Темную комнату Мия устраивала в ванной, когда Пёрл засыпала. После пары-тройки переездов отладила процесс до лабораторной точности: лотки для промывки в ванне, просушка снимков на душевой штанге, скатанное полотенце под дверь, чтоб не светило из щели. Закончив, лотки она складывала штабелем, убирала фотоувеличитель в футляр, прятала под раковину банки с реактивами, до блеска оттирала ванну к утреннему душу Пёрл. Приоткрывала окно и отправлялась в постель; когда просыпалась Пёрл, от кислой вони фиксажа не оставалось и следа. Пёрл всегда знала: едва Мия отошлет серию, они снова погрузятся в машину – и всё повторится. Один город – один проект, а затем пора двигаться дальше.

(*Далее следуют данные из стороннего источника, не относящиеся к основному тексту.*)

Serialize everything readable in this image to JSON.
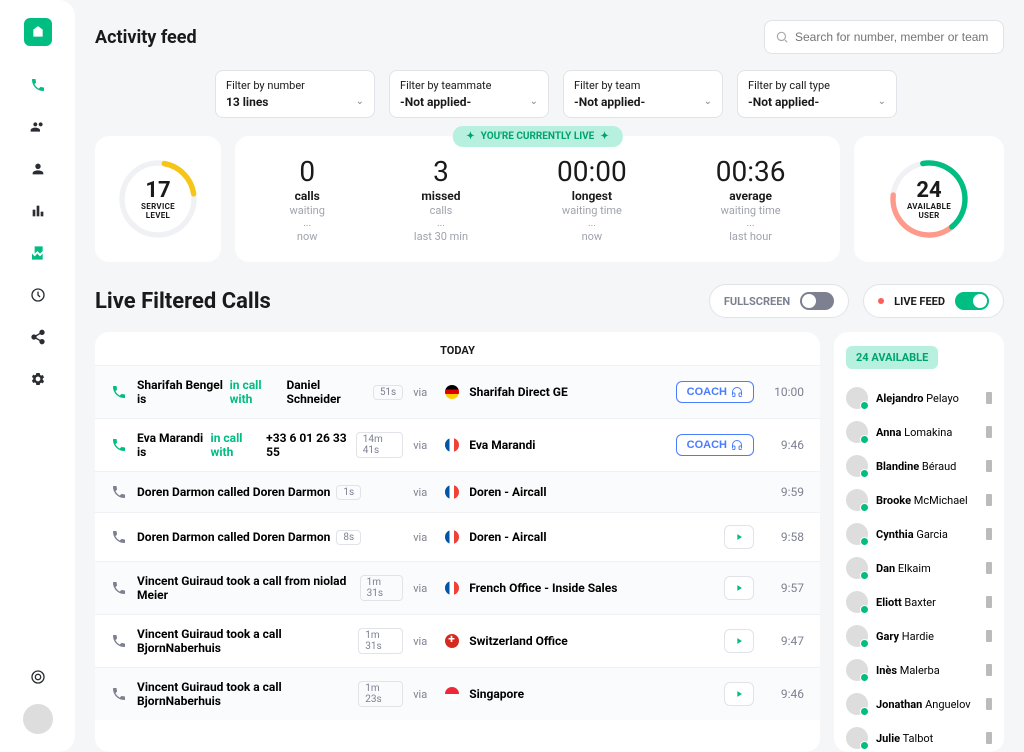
{
  "header": {
    "title": "Activity feed",
    "search_placeholder": "Search for number, member or team"
  },
  "filters": [
    {
      "label": "Filter by number",
      "value": "13 lines"
    },
    {
      "label": "Filter by teammate",
      "value": "-Not applied-"
    },
    {
      "label": "Filter by team",
      "value": "-Not applied-"
    },
    {
      "label": "Filter by call type",
      "value": "-Not applied-"
    }
  ],
  "live_badge": "YOU'RE CURRENTLY LIVE",
  "service_level": {
    "value": "17",
    "label1": "SERVICE",
    "label2": "LEVEL"
  },
  "metrics": [
    {
      "num": "0",
      "label": "calls",
      "sub": "waiting",
      "dots": "...",
      "time": "now"
    },
    {
      "num": "3",
      "label": "missed",
      "sub": "calls",
      "dots": "...",
      "time": "last 30 min"
    },
    {
      "num": "00:00",
      "label": "longest",
      "sub": "waiting time",
      "dots": "...",
      "time": "now"
    },
    {
      "num": "00:36",
      "label": "average",
      "sub": "waiting time",
      "dots": "...",
      "time": "last hour"
    }
  ],
  "available_user": {
    "value": "24",
    "label1": "AVAILABLE",
    "label2": "USER"
  },
  "section": {
    "title": "Live Filtered Calls",
    "fullscreen_label": "FULLSCREEN",
    "livefeed_label": "LIVE FEED"
  },
  "today_label": "TODAY",
  "coach_label": "COACH",
  "via_label": "via",
  "calls": [
    {
      "active": true,
      "desc_pre": "Sharifah Bengel is ",
      "status": "in call with",
      "desc_post": " Daniel Schneider",
      "duration": "51s",
      "flag": "de",
      "line": "Sharifah Direct GE",
      "action": "coach",
      "time": "10:00"
    },
    {
      "active": true,
      "desc_pre": "Eva Marandi is ",
      "status": "in call with",
      "desc_post": " +33 6 01 26 33 55",
      "duration": "14m 41s",
      "flag": "fr",
      "line": "Eva Marandi",
      "action": "coach",
      "time": "9:46"
    },
    {
      "active": false,
      "desc_pre": "Doren Darmon called  Doren Darmon",
      "status": "",
      "desc_post": "",
      "duration": "1s",
      "flag": "fr",
      "line": "Doren - Aircall",
      "action": "",
      "time": "9:59"
    },
    {
      "active": false,
      "desc_pre": "Doren Darmon called  Doren Darmon",
      "status": "",
      "desc_post": "",
      "duration": "8s",
      "flag": "fr",
      "line": "Doren - Aircall",
      "action": "play",
      "time": "9:58"
    },
    {
      "active": false,
      "desc_pre": "Vincent Guiraud took a call from niolad Meier",
      "status": "",
      "desc_post": "",
      "duration": "1m 31s",
      "flag": "fr",
      "line": "French Office - Inside Sales",
      "action": "play",
      "time": "9:57"
    },
    {
      "active": false,
      "desc_pre": "Vincent Guiraud took a call BjornNaberhuis",
      "status": "",
      "desc_post": "",
      "duration": "1m 31s",
      "flag": "ch",
      "line": "Switzerland Office",
      "action": "play",
      "time": "9:47"
    },
    {
      "active": false,
      "desc_pre": "Vincent Guiraud took a call BjornNaberhuis",
      "status": "",
      "desc_post": "",
      "duration": "1m 23s",
      "flag": "sg",
      "line": "Singapore",
      "action": "play",
      "time": "9:46"
    }
  ],
  "available": {
    "count_label": "24 AVAILABLE",
    "users": [
      {
        "first": "Alejandro",
        "last": "Pelayo"
      },
      {
        "first": "Anna",
        "last": "Lomakina"
      },
      {
        "first": "Blandine",
        "last": "Béraud"
      },
      {
        "first": "Brooke",
        "last": "McMichael"
      },
      {
        "first": "Cynthia",
        "last": "Garcia"
      },
      {
        "first": "Dan",
        "last": "Elkaim"
      },
      {
        "first": "Eliott",
        "last": "Baxter"
      },
      {
        "first": "Gary",
        "last": "Hardie"
      },
      {
        "first": "Inès",
        "last": "Malerba"
      },
      {
        "first": "Jonathan",
        "last": "Anguelov"
      },
      {
        "first": "Julie",
        "last": "Talbot"
      }
    ]
  }
}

Но на сей раз будет иначе.
– Мы остаемся, – сказала Пёрл, и в головокружительном восторге Сплин будто воспарил, как туго надутый воздушный шарик. – Мама обещала. На этот раз мы остаемся насовсем.
Эта жизнь кочевых художников манила Сплина: в душе он был романтик. Каждый семестр он заканчивал с отличием, но быт его не обременял, и Сплин грезил о том, как бросит школу и отправится странствовать по стране а-ля Джек Керуак – только писать будет не стихи, а песни. “Книги Никки” снабдили его сильно потрепанными изданиями “На дороге” и “Бродяг Дхармы”, стихов Фрэнка О’Хары, и Райнера Марии Рильке, и Пабло Неруды, и, к великой своей радости, в Пёрл он обнаружил такую же поэтичную душу. Она, конечно, читала меньше – они же вечно мотались, – но почти все детство проторчала в библиотеках; вечной новенькой перепрыгивая из школы в школу, искала убежища меж стеллажей, книги поглощала как воздух и вообще-то, застенчиво поведала она Сплину, хотела стать поэтом. Любимые стихи она переписывала в помятую тетрадь на пружинке и никогда с этой тетрадью не расставалась.